Schanzer observed that while the payments to al-Abed are unlikely to win additional friends in Washington, DC for PA President Mahmoud Abbas, providing financial support for terrorists is "wildly popular in the West Bank."
On the wider question of whether the PA will ever abandon the martyr payments policy, Schanzer said that some compromise was still theoretically possible. For example, the PA could transfer the responsibility for the payments to the PLO, which could certainly afford the sum, he said.
"That is potentially a better move," Schanzer continued. "The US taxpayer would no longer be funding salaries and stipends to terrorists, and it will shift focus back to PLO as an actor that supports terrorism."
Another potential advantage for the PA, Schanzer said, is Israel's reluctance to see it collapse -- an outcome that could force the Jewish state to resume direct administration of the West Bank.
However, Israel may not be so indulgent if Abbas maintains the freeze on security cooperation between the PA and the Israeli authorities that he announced on Friday, Schanzer said.
"If the ban holds, the Israelis may need to reconsider the arrangement," he said. "All these decisions are for Abbas to make, because he leads both the PA and the PLO."
There was little sign of a conciliatory mood on Tuesday, as Abbas's Fatah faction took to social media to demand the "thwarting" of the "Zionist plans" on Jerusalem's Temple Mount -- a reference to the placing of security cameras there, following Israel's decision to remove the metal detectors installed at the entrances to the holy site earlier this month.

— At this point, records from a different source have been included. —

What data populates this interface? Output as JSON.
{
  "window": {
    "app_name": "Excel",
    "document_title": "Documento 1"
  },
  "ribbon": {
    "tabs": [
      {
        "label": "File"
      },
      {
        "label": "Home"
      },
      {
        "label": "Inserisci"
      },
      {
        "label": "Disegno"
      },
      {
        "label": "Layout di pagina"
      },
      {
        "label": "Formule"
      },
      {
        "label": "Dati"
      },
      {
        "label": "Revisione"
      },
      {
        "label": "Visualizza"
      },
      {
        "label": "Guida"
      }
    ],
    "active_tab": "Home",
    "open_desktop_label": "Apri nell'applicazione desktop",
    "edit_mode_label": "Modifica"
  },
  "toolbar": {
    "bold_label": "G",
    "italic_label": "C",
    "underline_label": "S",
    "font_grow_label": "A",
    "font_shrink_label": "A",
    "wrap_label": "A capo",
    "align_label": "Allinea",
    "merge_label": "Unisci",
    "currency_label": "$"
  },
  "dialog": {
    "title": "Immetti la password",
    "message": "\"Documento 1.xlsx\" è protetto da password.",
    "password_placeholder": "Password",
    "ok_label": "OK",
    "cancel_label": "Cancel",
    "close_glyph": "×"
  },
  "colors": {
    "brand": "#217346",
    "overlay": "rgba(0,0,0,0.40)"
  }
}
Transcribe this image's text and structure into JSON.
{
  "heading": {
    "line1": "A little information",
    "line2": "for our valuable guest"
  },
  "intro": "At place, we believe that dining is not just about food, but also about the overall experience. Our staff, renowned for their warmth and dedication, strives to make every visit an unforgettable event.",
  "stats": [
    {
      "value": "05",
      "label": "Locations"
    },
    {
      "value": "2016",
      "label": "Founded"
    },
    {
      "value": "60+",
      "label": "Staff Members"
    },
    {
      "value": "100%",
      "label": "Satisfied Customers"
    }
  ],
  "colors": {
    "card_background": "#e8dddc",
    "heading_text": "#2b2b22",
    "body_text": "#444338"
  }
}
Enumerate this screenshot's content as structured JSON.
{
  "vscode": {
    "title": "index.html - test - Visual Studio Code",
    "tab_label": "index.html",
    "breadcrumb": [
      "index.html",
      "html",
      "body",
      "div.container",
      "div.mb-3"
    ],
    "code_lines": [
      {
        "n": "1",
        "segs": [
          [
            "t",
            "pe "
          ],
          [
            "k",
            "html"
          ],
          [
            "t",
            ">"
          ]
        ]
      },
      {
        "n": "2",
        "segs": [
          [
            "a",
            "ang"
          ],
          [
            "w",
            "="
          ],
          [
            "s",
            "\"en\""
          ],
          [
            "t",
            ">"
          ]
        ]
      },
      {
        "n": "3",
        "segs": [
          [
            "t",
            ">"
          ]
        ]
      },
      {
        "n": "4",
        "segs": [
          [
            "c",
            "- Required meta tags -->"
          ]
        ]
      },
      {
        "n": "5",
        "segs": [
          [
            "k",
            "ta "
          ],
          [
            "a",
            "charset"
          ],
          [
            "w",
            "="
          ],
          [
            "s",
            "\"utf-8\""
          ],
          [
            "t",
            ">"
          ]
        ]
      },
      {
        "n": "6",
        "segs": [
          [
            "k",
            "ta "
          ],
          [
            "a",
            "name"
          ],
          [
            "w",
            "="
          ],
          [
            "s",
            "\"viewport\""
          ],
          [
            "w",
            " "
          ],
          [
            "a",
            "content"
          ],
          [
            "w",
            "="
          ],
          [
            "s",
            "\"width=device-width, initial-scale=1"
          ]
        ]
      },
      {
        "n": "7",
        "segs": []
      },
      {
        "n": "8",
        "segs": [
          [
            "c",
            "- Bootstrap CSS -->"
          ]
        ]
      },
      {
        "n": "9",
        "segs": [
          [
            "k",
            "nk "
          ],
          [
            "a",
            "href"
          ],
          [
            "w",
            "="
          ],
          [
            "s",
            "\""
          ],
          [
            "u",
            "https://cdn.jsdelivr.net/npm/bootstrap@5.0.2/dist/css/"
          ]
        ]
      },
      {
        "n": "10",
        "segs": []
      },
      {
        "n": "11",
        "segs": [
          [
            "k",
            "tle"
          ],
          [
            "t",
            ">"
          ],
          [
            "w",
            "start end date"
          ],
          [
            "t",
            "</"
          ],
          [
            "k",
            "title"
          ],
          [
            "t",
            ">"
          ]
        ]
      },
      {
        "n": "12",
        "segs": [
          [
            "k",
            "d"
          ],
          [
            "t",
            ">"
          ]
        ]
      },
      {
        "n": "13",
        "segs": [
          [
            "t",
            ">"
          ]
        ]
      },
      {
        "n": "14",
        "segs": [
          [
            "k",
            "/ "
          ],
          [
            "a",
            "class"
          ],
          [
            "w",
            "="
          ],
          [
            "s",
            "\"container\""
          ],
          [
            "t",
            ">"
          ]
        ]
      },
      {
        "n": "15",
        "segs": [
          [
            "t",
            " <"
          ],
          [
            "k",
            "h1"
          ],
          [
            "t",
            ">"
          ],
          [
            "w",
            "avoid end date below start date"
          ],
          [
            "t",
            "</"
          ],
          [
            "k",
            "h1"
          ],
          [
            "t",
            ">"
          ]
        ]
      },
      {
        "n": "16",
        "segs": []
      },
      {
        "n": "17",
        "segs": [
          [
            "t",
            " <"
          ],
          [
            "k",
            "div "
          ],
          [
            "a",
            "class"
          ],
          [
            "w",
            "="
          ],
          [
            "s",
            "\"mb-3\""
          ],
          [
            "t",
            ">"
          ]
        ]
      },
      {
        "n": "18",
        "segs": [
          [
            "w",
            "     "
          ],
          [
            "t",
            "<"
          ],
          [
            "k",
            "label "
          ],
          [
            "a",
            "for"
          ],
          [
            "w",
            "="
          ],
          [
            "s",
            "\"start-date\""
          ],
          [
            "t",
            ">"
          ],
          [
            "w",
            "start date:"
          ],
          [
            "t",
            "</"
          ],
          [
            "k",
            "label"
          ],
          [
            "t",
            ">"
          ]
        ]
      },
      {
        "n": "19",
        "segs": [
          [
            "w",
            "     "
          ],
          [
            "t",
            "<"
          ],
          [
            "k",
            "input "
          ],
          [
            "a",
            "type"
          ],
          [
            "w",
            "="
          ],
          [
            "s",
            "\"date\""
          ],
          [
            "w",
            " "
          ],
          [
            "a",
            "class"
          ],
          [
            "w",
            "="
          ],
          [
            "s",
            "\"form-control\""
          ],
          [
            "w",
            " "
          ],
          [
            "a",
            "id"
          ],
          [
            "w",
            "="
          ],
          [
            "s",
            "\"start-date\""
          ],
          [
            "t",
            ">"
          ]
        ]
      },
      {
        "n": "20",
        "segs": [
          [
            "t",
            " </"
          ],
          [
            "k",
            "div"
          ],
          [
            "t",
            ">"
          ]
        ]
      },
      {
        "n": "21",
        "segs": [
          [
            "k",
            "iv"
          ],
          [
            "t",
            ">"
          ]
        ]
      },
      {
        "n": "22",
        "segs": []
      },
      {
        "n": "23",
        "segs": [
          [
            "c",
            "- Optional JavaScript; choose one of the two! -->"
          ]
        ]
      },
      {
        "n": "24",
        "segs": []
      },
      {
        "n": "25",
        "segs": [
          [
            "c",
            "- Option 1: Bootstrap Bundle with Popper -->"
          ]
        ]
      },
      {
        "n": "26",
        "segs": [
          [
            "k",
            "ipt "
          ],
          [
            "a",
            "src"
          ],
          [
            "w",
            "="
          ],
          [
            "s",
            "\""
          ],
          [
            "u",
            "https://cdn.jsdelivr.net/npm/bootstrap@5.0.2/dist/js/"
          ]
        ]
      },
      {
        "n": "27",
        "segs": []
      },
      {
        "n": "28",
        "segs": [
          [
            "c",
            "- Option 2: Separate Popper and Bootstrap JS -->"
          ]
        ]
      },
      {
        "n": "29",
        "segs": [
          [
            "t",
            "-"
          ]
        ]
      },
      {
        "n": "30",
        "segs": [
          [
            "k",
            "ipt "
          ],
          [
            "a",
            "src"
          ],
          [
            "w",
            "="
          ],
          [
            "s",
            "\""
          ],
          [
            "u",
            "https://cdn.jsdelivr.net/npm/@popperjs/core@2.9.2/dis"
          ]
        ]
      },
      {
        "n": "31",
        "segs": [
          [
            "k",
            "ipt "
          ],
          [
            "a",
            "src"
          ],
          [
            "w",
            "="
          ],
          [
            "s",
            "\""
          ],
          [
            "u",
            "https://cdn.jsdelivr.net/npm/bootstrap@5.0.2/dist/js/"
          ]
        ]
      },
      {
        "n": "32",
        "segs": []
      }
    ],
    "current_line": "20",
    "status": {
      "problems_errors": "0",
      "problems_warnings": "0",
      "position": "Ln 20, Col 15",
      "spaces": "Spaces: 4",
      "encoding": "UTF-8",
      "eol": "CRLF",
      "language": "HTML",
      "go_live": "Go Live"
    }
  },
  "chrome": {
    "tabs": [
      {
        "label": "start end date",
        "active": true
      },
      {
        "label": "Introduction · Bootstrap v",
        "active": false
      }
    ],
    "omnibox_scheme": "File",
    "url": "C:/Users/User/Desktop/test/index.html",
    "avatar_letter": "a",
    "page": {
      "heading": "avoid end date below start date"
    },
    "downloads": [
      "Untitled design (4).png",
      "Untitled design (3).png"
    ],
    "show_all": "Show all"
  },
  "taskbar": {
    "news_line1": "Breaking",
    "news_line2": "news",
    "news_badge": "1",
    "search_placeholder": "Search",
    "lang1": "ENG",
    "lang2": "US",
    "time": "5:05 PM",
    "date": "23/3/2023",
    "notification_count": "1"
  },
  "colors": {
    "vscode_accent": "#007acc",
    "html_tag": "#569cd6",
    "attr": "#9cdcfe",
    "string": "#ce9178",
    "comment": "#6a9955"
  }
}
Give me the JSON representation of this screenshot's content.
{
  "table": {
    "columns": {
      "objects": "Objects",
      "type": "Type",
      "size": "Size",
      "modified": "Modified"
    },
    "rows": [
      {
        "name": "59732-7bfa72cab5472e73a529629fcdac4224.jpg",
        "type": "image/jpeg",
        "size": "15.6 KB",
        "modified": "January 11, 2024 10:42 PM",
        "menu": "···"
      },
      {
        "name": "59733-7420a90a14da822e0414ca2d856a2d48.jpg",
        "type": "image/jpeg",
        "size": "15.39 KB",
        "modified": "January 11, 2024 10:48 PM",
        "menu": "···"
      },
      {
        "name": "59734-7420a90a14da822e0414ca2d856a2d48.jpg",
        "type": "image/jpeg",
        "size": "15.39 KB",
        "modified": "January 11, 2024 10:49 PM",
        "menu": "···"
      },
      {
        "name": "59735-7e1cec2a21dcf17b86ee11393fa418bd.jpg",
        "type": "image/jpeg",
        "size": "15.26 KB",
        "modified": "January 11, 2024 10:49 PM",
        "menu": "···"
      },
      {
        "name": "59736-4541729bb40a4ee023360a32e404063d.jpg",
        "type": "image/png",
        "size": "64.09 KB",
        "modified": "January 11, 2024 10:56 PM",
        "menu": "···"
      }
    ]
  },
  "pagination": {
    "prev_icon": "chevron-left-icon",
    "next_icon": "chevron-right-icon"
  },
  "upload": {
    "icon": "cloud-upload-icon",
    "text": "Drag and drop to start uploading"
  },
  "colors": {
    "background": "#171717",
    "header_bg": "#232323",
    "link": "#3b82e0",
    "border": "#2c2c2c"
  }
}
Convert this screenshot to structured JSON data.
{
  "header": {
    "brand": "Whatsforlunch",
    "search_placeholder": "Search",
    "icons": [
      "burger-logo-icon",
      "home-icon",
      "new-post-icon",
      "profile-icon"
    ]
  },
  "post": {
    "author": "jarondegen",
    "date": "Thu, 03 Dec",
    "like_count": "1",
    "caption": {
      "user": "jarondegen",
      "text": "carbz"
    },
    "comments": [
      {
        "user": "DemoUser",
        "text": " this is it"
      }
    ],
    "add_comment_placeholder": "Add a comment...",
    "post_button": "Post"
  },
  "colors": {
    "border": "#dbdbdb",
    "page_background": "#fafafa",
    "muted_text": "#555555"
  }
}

Both Fatah and the PA have very publicly incited Palestinian violence in Jerusalem over the last week, despite Abbas' pledge to US President Donald Trump in May that "Palestinian children are being raised in a culture of peace."
Itamar Marcus -- the executive director of Israeli research organization Palestinian Media Watch (PMW) -- told The Algemeiner he had noticed a sharp increase in the volume of posts, speeches and videos preaching incitement since the latest Palestinian campaign began.
The volume is "definitely much, much higher." Marcus said. "We find it difficult to even decide which posts to translate, there are so many."
On Tuesday, Abbas renewed a call to the Islamist Hamas organization -- which rules Gaza and is committed to the physical elimination of Israel -- "to work toward unifying the Palestinian people and turn the struggle toward Jerusalem and Al-Aqsa Mosque," the Palestinian news agency Ma'an reported.
Hamas responded that Abbas' severing of relations with Israel was "meaningless without the lifting of the restrictions on Gaza, stopping security coordination (with Israel), and an end to reining in the resistance to the occupation."